The win for the $300 billion company may have done more than just save it a $5 million payout. The retailer is facing similar suits in six states, according to Massey, who is suing the retailer for an incident in Orangeburg, S.C.

No, just the Corporate Equivalent of William Zan(t)zinger.
I notice that quite a few states were shut out: CA, HI, AK, WY, ME, NH, CT, NJ, OH, OK, LA, FL, AR, SC, MD. I suppose this isn't surprising in a list of 50 Cities, and obviously some shut-outs (e.g., AK, HI, CA) are completely predictable given the weight put on housing costs and cost of living.

I do, however, find it odd that appx. 5 PA, 4 IN, and 2 MI cities make the list, but no OH cities, unless you count Lexington, KY. Aren't (Western) PA, IN, MI, and OH all pretty much the same thing? (ducking)
It must be because I'm from one of the non-listed states, but I finally got your S. Carolina reference that you, Tom, recently left on my blog. D'oh!
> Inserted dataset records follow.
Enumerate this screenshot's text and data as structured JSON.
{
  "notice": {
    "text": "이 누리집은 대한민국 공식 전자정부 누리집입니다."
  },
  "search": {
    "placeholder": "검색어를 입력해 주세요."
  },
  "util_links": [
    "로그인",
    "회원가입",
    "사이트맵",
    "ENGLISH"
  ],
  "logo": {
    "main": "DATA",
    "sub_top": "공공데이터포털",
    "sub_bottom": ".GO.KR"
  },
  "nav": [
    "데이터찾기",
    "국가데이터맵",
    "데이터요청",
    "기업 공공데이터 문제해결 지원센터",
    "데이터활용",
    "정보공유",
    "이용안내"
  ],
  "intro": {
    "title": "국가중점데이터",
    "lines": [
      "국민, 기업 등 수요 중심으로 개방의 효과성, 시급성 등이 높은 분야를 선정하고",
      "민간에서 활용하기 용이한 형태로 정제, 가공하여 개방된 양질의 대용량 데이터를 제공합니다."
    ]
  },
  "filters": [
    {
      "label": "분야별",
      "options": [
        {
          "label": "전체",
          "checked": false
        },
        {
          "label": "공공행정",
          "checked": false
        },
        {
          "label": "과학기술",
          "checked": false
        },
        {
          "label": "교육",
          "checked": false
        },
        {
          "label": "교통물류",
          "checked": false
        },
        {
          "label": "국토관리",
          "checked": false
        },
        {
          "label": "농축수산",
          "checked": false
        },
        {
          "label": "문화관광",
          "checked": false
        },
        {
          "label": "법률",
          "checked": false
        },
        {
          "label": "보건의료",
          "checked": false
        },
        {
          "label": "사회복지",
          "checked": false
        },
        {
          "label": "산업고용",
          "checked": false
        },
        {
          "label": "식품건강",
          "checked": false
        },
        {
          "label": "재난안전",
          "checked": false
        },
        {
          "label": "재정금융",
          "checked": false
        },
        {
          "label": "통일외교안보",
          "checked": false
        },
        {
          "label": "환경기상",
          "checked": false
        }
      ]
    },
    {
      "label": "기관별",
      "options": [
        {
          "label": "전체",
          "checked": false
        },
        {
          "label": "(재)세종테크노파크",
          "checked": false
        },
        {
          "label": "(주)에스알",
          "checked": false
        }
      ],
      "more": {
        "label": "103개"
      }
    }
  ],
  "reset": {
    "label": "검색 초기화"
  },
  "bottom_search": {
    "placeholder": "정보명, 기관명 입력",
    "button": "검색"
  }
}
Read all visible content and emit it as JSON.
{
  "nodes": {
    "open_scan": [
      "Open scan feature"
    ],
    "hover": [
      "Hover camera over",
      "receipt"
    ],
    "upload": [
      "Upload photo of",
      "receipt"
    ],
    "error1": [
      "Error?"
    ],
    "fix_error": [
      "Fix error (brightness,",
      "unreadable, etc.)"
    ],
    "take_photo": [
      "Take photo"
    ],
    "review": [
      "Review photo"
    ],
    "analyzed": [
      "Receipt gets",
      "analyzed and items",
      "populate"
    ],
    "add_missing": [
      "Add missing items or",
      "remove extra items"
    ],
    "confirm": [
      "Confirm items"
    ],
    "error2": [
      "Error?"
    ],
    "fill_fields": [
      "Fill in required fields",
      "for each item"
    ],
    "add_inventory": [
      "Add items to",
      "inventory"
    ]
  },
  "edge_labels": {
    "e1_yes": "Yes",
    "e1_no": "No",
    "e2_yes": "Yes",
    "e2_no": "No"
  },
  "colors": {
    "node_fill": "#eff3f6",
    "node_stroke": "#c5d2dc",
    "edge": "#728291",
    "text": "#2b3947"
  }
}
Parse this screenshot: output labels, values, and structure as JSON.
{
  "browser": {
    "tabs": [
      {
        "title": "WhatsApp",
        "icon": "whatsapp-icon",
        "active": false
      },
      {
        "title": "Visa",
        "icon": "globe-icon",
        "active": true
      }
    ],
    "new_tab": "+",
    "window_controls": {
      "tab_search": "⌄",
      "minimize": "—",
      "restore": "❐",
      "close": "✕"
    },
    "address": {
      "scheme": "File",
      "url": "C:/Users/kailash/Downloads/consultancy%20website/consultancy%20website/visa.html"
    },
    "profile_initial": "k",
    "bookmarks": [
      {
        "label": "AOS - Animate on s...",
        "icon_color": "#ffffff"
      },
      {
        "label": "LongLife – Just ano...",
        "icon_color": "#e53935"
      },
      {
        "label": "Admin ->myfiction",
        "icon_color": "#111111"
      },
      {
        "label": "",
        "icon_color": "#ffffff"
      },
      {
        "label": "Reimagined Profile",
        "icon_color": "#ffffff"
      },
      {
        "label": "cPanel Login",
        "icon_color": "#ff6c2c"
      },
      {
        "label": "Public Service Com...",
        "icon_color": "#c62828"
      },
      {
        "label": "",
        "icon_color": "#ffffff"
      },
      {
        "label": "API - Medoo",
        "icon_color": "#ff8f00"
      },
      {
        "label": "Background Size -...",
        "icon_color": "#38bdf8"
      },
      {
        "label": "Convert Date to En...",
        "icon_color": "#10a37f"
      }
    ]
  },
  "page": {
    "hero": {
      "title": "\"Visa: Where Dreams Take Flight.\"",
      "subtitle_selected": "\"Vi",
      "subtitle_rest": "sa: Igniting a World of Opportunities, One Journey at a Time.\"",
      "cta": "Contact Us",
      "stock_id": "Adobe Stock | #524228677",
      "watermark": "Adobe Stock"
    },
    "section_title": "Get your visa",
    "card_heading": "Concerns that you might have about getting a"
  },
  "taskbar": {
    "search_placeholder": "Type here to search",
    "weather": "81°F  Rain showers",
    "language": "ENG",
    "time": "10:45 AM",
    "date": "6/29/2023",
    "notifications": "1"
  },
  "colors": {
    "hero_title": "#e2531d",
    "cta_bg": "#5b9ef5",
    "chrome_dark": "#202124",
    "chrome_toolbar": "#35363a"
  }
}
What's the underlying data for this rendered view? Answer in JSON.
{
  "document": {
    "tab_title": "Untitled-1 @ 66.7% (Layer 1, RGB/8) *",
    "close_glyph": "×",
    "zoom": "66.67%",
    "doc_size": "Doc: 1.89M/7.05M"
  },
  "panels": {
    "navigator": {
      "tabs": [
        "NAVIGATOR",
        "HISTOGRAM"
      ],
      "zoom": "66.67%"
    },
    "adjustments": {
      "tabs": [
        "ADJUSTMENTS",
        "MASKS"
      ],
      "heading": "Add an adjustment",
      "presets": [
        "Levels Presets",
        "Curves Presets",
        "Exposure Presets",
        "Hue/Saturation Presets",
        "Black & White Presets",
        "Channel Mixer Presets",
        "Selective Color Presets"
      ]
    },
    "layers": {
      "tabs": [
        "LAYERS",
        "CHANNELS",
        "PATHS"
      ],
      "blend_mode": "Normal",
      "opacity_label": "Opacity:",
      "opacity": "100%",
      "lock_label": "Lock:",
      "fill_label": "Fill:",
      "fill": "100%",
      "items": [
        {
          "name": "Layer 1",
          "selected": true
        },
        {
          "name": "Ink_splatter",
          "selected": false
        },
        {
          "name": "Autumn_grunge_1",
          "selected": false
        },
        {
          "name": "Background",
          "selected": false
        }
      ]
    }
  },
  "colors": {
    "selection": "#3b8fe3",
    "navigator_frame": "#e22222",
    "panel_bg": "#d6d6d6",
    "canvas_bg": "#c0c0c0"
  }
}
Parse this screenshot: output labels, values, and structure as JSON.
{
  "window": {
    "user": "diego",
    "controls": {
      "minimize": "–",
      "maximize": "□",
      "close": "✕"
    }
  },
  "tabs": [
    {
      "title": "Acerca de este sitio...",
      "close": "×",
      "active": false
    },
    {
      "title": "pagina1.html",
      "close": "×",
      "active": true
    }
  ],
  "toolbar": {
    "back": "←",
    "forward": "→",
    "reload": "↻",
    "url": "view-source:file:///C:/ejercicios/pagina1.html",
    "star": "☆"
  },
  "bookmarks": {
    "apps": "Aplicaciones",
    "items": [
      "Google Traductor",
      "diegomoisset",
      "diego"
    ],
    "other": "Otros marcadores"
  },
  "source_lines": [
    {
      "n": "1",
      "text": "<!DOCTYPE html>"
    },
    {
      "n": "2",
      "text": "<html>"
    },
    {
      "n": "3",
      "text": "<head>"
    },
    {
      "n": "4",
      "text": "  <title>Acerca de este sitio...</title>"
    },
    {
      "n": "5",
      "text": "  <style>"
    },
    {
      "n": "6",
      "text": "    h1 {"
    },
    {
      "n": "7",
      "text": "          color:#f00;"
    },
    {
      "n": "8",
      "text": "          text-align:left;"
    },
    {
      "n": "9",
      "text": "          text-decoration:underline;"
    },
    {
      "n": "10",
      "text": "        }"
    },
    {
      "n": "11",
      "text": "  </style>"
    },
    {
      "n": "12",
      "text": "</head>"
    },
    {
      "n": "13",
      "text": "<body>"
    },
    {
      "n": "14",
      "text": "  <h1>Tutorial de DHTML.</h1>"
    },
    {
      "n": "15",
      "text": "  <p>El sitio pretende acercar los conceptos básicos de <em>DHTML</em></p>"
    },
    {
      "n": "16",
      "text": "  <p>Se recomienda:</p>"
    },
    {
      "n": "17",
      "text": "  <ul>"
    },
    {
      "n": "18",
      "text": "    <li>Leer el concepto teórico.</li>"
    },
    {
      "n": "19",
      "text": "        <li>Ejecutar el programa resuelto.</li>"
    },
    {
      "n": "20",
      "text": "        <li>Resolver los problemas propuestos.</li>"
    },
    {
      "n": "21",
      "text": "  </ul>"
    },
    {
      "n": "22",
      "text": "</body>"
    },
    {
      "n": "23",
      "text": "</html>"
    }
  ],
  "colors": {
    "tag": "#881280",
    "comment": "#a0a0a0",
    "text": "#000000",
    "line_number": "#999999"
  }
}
Kim: I think all of the suspects you mention have some parts rust belt, some parts Bible belt, and some parts Other. I don't think OH has an answer to Ann Arbor, for one thing. Then again, to suggest that cheap housing makes State College better than Madison is just teh crazy.

JR: Um, I only mentioned it since you'd blogged a possibly illegal-in-some-states package a while back.